General Secretary of the Philippine Communist Party
- In office May 1948 – February 1951
- Preceded by: Jorge Frianeza
- Succeeded by: Jesus Lava

Personal details
- Born: 1912 Bulakan, Bulacan Philippine Islands
- Died: 2000 (aged 87–88)
- Party: Partido Komunista ng Pilipinas-1930
- Children: Aida Lava Dizon
- Relatives: Vicente; Jesus;
- Alma mater: University of the Philippines

= José Lava =

Filipino communist politician (1912–2000)

José Baltazar Lava, also known as Peping or Harry, was the general secretary of the Partido Komunista ng Pilipinas-1930 (PKP), from 1948 until his arrest in 1950. He spent the following two decades in prison and another two decades in exile in Prague, Czechoslovakia.

==Early life and political career==
Lava was born in 1912 to a moderately affluent landowning family of six brothers and three sisters in Bulacan. He obtained a degree in accounting at the University of the Philippines School of Business after graduating high school in 1929. He then went to the University of the Philippines College of Law in 1933 and graduated in 1937. He became a Communist Party member right after passing the bar late in 1937.

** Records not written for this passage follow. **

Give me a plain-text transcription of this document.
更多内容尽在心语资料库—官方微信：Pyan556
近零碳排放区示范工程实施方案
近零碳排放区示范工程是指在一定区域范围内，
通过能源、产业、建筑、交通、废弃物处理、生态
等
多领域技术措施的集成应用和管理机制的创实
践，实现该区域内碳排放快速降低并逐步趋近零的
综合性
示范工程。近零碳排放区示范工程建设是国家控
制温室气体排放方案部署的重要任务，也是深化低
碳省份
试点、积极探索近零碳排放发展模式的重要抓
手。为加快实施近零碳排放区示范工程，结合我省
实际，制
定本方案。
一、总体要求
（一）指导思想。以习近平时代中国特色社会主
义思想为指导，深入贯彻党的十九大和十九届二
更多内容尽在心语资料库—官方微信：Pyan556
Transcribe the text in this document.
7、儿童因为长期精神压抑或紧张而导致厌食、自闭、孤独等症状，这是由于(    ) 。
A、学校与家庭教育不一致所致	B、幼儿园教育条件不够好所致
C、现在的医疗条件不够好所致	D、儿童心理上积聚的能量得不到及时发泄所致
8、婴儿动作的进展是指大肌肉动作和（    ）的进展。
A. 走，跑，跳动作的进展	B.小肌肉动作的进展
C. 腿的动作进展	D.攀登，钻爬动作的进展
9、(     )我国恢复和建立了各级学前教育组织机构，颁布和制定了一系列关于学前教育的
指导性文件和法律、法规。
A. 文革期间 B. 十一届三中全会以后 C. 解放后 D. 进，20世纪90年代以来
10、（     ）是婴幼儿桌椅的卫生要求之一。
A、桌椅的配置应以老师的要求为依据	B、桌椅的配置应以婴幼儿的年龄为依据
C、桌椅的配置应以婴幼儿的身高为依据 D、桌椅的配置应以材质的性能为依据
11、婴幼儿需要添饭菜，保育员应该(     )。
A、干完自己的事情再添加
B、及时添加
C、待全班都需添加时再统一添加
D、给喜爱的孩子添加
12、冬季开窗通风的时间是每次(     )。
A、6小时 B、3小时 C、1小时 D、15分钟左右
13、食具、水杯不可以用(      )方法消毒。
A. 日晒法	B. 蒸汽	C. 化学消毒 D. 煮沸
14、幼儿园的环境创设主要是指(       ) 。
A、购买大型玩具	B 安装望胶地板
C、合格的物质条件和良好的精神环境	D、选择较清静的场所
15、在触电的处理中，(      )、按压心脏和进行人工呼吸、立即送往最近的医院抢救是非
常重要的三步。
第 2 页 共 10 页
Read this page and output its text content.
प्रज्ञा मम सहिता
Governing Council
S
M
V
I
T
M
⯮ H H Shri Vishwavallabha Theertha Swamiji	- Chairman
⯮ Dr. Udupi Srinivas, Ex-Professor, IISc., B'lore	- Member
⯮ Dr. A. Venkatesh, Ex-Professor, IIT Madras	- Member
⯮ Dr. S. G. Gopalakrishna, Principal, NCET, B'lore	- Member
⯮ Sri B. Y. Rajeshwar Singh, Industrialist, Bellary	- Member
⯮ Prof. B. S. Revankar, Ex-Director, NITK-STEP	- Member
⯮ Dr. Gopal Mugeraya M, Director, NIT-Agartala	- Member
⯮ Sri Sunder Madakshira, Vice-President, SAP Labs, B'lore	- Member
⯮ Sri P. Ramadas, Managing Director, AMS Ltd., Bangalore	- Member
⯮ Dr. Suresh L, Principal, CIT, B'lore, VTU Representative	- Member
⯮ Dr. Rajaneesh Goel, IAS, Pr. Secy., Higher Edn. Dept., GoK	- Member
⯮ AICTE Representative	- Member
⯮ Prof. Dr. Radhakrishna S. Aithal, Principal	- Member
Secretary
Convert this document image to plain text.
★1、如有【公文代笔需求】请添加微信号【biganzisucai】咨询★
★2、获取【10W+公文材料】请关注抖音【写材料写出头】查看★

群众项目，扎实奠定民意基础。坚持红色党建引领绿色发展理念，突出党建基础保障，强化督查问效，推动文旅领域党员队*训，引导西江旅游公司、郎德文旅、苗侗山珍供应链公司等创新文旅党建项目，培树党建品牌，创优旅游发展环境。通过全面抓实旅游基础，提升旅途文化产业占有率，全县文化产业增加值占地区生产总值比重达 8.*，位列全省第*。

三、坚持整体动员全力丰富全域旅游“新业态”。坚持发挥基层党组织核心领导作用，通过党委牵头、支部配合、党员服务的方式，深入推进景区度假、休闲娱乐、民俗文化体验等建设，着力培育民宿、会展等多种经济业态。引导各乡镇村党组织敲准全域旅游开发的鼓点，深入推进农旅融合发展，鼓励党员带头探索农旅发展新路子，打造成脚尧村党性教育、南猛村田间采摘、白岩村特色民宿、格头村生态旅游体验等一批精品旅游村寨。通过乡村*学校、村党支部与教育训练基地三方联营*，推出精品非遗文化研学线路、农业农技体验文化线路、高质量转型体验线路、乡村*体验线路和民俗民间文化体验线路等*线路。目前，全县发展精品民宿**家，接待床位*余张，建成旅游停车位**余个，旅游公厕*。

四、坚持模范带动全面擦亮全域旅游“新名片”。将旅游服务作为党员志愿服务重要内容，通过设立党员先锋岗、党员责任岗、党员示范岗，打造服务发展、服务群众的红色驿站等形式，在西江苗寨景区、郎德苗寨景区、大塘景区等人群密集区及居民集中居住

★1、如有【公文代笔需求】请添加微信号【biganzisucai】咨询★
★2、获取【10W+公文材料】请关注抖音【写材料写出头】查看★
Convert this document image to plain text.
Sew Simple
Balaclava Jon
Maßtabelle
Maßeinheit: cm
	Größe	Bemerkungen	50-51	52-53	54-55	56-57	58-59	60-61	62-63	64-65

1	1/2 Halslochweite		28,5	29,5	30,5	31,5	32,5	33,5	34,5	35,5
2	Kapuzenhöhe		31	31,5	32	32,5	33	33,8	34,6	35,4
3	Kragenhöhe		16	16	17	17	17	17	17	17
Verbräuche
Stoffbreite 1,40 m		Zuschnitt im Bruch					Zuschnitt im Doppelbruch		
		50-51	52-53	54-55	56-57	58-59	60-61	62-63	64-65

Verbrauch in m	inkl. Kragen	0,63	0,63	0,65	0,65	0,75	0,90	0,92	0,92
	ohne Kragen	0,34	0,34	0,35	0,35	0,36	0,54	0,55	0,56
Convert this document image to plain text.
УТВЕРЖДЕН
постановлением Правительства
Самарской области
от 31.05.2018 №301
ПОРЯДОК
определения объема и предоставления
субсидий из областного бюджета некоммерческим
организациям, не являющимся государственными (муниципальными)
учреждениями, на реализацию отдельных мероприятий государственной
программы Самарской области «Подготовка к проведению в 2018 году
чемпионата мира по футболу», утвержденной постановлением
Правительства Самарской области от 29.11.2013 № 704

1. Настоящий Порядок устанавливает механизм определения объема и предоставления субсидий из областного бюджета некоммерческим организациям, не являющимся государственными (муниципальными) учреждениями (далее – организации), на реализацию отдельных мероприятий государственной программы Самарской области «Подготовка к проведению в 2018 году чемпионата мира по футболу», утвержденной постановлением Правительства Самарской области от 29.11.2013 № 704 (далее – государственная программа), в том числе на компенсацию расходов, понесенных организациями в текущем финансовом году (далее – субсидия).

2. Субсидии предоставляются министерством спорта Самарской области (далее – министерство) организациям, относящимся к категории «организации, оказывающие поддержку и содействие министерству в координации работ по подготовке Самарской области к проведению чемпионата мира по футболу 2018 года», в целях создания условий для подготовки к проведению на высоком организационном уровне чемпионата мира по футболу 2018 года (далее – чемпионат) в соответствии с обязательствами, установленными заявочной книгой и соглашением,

Lava became general secretary of the Central Committee of the PKP in May 1948, shortly after his older brother Vicente Lava died in 1947. Lava was previously a politburo member and the chief of the party's finance committee.

The PKP began a violent insurrection against the government in 1948 and was banned by the government the same year. In early 1950, the PKP established the People's Liberation Army (Hukbong Mapagpalaya ng Bayan), which was made up of about 10,000 soldiers. The entire secretariat of the Central Committee of the PKP, including Lava, was arrested on October 18, 1950, following the earlier capture of the politburo in Manila. Lava was succeeded by his younger brother Jesus Lava in February 1951.

Lava was sentenced to life imprisonment in May 1951. He was released from prison on 4 January 1970 and fled to Prague, Czechoslovakia. While living in self-imposed exile, he authored several books on the communist movement in the Philippines.

After the fall of communism in Czechoslovakia in 1989, Lava returned to the Philippines in 1990 and died there in 2000.